Sen. Mike Crapo, the Idaho Republican, in June 2009 asked his constituents in June 2009 to “share with me how high energy prices are affecting their lives, and they responded by the hundreds.” One response was from a woman called Sheryl: “I know that it is hard to know what to do to help the situation, but I have one solution that would benefit us. Get rid of daylight savings. Not only do my children (and I) have a hard time adjusting to the time change every spring and fall, but I honestly feel it causes us to use more energy. We have to stay up until nearly midnight every night just to allow the house to cool down. My children also stay up later because it is still light outside until 10 p.m. so it is easy to lose track of time. I believe one of the states did a study as well and found that daylight savings does indeed cause us to use more energy not less. My son just returned from visiting family in Arizona, and he is ready to do away with daylight savings as well. Please consider this as a potential help to our energy problems.”
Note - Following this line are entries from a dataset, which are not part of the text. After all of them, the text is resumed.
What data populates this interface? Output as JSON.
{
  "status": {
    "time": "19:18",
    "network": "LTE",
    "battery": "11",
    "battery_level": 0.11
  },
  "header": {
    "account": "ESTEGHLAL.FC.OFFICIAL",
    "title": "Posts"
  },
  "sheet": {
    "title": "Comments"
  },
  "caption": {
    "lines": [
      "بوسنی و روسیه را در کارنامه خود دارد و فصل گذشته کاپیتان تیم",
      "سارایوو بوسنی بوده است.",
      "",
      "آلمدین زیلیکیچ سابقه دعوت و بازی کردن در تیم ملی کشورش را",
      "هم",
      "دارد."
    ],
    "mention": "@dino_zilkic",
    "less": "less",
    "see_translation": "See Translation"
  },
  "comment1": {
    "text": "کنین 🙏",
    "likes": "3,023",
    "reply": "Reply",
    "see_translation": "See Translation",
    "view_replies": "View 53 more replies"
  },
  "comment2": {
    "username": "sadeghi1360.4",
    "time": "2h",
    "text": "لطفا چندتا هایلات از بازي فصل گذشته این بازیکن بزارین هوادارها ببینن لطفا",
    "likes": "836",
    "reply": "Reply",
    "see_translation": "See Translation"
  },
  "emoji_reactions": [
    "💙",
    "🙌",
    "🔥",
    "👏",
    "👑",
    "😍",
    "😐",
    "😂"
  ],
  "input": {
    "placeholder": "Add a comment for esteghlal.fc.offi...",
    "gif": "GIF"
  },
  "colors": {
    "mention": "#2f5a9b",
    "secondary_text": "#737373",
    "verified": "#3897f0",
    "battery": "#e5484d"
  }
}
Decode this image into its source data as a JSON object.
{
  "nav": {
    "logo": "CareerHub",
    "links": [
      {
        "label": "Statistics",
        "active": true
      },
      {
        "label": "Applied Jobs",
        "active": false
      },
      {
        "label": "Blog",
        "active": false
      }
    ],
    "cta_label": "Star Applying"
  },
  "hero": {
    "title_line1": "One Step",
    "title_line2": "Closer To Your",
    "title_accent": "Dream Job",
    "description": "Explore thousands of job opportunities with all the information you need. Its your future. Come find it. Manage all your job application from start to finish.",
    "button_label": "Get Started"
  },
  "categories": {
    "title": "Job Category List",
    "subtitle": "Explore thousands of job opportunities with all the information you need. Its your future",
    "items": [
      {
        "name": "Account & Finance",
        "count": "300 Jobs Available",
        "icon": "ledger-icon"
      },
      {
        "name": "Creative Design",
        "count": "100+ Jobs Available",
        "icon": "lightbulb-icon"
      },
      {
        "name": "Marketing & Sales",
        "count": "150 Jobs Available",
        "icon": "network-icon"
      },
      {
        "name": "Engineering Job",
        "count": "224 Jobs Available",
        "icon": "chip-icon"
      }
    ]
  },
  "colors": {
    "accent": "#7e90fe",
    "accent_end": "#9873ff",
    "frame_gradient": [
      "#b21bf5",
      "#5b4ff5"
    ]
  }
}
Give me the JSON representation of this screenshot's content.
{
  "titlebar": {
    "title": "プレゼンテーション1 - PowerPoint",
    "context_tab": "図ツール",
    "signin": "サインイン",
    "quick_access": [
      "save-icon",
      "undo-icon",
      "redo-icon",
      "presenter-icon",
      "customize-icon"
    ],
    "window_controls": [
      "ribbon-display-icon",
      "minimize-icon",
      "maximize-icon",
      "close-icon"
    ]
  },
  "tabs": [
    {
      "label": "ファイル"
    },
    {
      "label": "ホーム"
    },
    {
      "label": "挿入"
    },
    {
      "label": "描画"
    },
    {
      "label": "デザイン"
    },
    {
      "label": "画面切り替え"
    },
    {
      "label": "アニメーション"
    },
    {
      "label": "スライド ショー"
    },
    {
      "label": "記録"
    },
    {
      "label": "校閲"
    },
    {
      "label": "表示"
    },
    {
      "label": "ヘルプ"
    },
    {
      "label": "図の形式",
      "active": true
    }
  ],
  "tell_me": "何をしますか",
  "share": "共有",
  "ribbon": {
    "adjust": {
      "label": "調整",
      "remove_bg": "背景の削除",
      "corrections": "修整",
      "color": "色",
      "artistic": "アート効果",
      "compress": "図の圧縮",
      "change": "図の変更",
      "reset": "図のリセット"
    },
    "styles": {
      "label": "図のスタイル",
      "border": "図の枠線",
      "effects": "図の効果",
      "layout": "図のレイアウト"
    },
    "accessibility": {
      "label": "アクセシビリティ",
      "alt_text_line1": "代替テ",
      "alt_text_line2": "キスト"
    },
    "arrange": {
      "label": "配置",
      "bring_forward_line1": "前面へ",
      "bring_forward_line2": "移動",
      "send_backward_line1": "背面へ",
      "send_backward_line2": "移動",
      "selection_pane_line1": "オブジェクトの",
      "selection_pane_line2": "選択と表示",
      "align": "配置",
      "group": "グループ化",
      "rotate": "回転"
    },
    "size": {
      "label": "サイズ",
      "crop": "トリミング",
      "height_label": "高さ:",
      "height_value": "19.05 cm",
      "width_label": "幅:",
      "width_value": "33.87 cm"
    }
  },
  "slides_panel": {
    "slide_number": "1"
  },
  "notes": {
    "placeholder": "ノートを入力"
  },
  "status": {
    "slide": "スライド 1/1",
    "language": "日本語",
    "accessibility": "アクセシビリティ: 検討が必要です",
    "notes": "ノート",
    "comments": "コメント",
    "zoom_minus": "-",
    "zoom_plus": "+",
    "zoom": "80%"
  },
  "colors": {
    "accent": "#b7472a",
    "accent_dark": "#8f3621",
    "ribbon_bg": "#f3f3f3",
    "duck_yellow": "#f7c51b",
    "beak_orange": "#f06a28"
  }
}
A little history: Bill Kauffman, reviewing the Downing book for the Wall Street Journal in 2005, wrote: “Ben Franklin proposed the conservation of daylight in a whimsical 1784 essay, but the real father of Daylight Saving Time was British architect and — crucially — golfer William Willett, who deplored “the waste of daylight” in a 1907 pamphlet. The British royal astronomer ridiculed Willett’s plan, suggesting instead “that between the months of October and March the thermometer should be put up ten degrees.” It took the exigencies of World War I to convince governments to adopt Daylight Saving Time. (The claim was that it would cut back on energy use, though evidence was scant.)
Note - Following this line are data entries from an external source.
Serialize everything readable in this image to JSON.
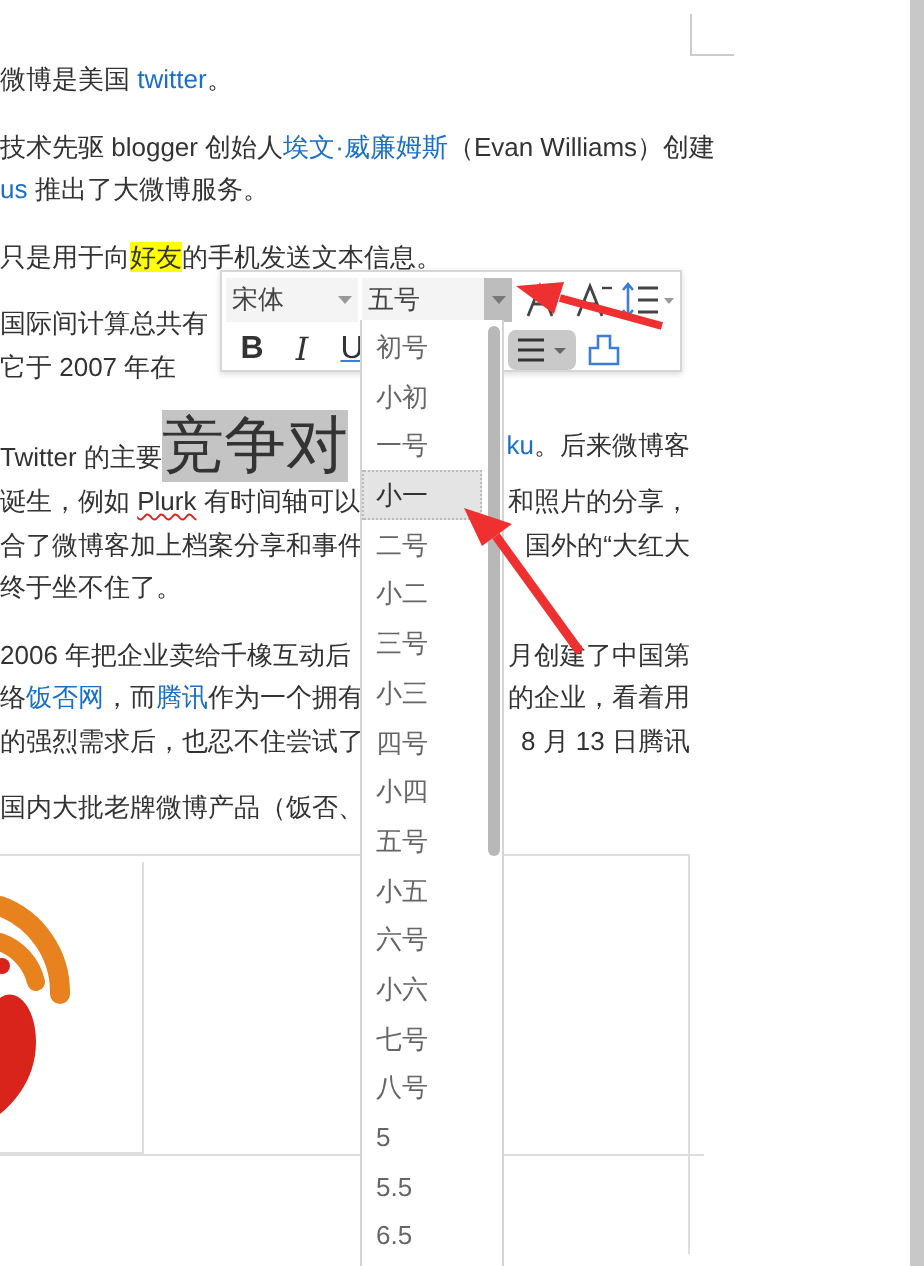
{
  "document": {
    "paragraphs": [
      {
        "lines": [
          {
            "left": [
              {
                "kind": "plain",
                "text": "微博是美国 "
              },
              {
                "kind": "link",
                "text": "twitter"
              },
              {
                "kind": "plain",
                "text": "。"
              }
            ]
          }
        ]
      },
      {
        "lines": [
          {
            "left": [
              {
                "kind": "plain",
                "text": "技术先驱 blogger 创始人"
              },
              {
                "kind": "link",
                "text": "埃文·威廉姆斯"
              },
              {
                "kind": "plain",
                "text": "（Evan Williams）创建"
              }
            ]
          },
          {
            "left": [
              {
                "kind": "link",
                "text": "us"
              },
              {
                "kind": "plain",
                "text": " 推出了大微博服务。"
              }
            ]
          }
        ]
      },
      {
        "lines": [
          {
            "left": [
              {
                "kind": "plain",
                "text": "只是用于向"
              },
              {
                "kind": "highlight",
                "text": "好友"
              },
              {
                "kind": "plain",
                "text": "的手机发送文本信息。"
              }
            ]
          }
        ]
      },
      {
        "lines": [
          {
            "left": [
              {
                "kind": "plain",
                "text": "国际间计算总共有"
              }
            ]
          },
          {
            "left": [
              {
                "kind": "plain",
                "text": "它于 2007 年在"
              }
            ]
          }
        ]
      },
      {
        "lines": [
          {
            "left": [
              {
                "kind": "plain",
                "text": "Twitter 的主要"
              },
              {
                "kind": "selection",
                "text": "竞争对"
              }
            ],
            "right": [
              {
                "kind": "link",
                "text": "ku"
              },
              {
                "kind": "plain",
                "text": "。后来微博客"
              }
            ]
          },
          {
            "left": [
              {
                "kind": "plain",
                "text": "诞生，例如 "
              },
              {
                "kind": "misspelled",
                "text": "Plurk"
              },
              {
                "kind": "plain",
                "text": " 有时间轴可以"
              }
            ],
            "right": [
              {
                "kind": "plain",
                "text": "和照片的分享，"
              }
            ]
          },
          {
            "left": [
              {
                "kind": "plain",
                "text": "合了微博客加上档案分享和事件"
              }
            ],
            "right": [
              {
                "kind": "plain",
                "text": "国外的“大红大"
              }
            ]
          },
          {
            "left": [
              {
                "kind": "plain",
                "text": "终于坐不住了。"
              }
            ]
          }
        ]
      },
      {
        "lines": [
          {
            "left": [
              {
                "kind": "plain",
                "text": "2006 年把企业卖给千橡互动后"
              }
            ],
            "right": [
              {
                "kind": "plain",
                "text": "月创建了中国第"
              }
            ]
          },
          {
            "left": [
              {
                "kind": "plain",
                "text": "络"
              },
              {
                "kind": "link",
                "text": "饭否网"
              },
              {
                "kind": "plain",
                "text": "，而"
              },
              {
                "kind": "link",
                "text": "腾讯"
              },
              {
                "kind": "plain",
                "text": "作为一个拥有"
              }
            ],
            "right": [
              {
                "kind": "plain",
                "text": "的企业，看着用"
              }
            ]
          },
          {
            "left": [
              {
                "kind": "plain",
                "text": "的强烈需求后，也忍不住尝试了"
              }
            ],
            "right": [
              {
                "kind": "plain",
                "text": "8 月 13 日腾讯"
              }
            ]
          }
        ]
      },
      {
        "lines": [
          {
            "left": [
              {
                "kind": "plain",
                "text": " 国内大批老牌微博产品（饭否、"
              }
            ]
          }
        ]
      }
    ]
  },
  "toolbar": {
    "font_name": "宋体",
    "font_size": "五号",
    "style_buttons": [
      "B",
      "I",
      "U"
    ]
  },
  "size_dropdown": {
    "items": [
      {
        "label": "初号",
        "selected": false
      },
      {
        "label": "小初",
        "selected": false
      },
      {
        "label": "一号",
        "selected": false
      },
      {
        "label": "小一",
        "selected": true
      },
      {
        "label": "二号",
        "selected": false
      },
      {
        "label": "小二",
        "selected": false
      },
      {
        "label": "三号",
        "selected": false
      },
      {
        "label": "小三",
        "selected": false
      },
      {
        "label": "四号",
        "selected": false
      },
      {
        "label": "小四",
        "selected": false
      },
      {
        "label": "五号",
        "selected": false
      },
      {
        "label": "小五",
        "selected": false
      },
      {
        "label": "六号",
        "selected": false
      },
      {
        "label": "小六",
        "selected": false
      },
      {
        "label": "七号",
        "selected": false
      },
      {
        "label": "八号",
        "selected": false
      },
      {
        "label": "5",
        "selected": false
      },
      {
        "label": "5.5",
        "selected": false
      },
      {
        "label": "6.5",
        "selected": false
      }
    ]
  }
}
“[…]Indifferent to the arguments of the daylight-mad Chambers of Commerce, cows proved unwilling to adjust their milking habits to the new time. Nevertheless, President Wilson smugly lectured husbandmen that the farmer’s “life and methods are more easily adjusted, I venture to think, than are those of the manufacturer and the merchant.” […]In 1942, FDR reimposed DST as a year-round measure. He called it “war time.” Once again, peace brought repeal, and the states of the union tick-tocked, as Mr. Downing puts it, in “horologic schizophrenia,” which also goes by the name of federalism. By 1965, 18 states observed DST, 12 did not, 18 more “halfheartedly participated,” and contrarian North Dakota and Texas observed “daylight in reverse,” winding their clocks back one hour. Calculating interstate airline and bus schedules was a job for savants.”
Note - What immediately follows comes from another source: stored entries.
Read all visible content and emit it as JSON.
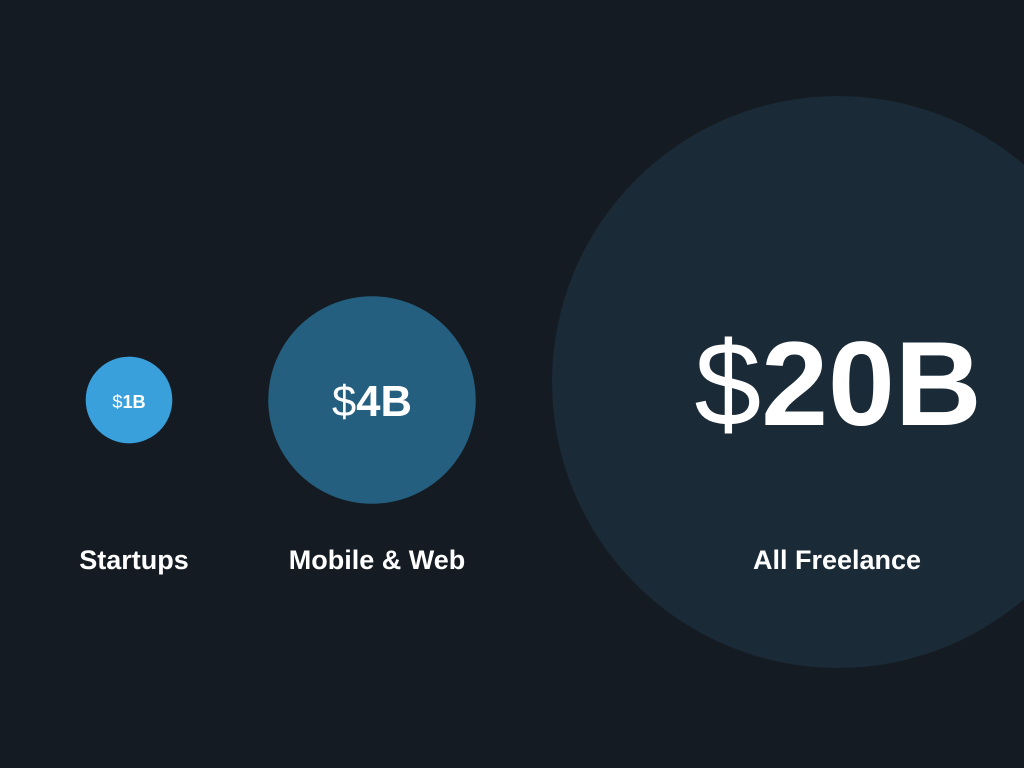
{
  "chart_data": {
    "type": "bubble",
    "title": "",
    "categories": [
      "Startups",
      "Mobile & Web",
      "All Freelance"
    ],
    "values": [
      1,
      4,
      20
    ],
    "value_labels": [
      "$1B",
      "$4B",
      "$20B"
    ],
    "currency_symbol": "$",
    "amounts": [
      "1B",
      "4B",
      "20B"
    ],
    "colors": [
      "#3aa0dc",
      "#255f80",
      "#1a2a37"
    ]
  }
}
On March 23, 2007, Sen. Robert C. Byrd, the West Virginia Democrat who was fond of taking up the Senate’s time with long tangeants into ancient history and the recitation of poetry that had nothing to do with the business at hand, began his remarks that day with a few lines from Christina Rosetti, then marked the vernal equinox “when the day and night are, briefly, in perfect balance. It is the first day of spring.”
Byrd continued: “This year, of course, the early switch to daylight savings time has created the illusion of an earlier spring with the artificial and arbitrary establishment of darker mornings and longer evenings. I, for one, am happy to welcome an early spring. It is my favorite season, full of new hope and untarnished promise.”
He went on. And recited another Christina Rosetti poem.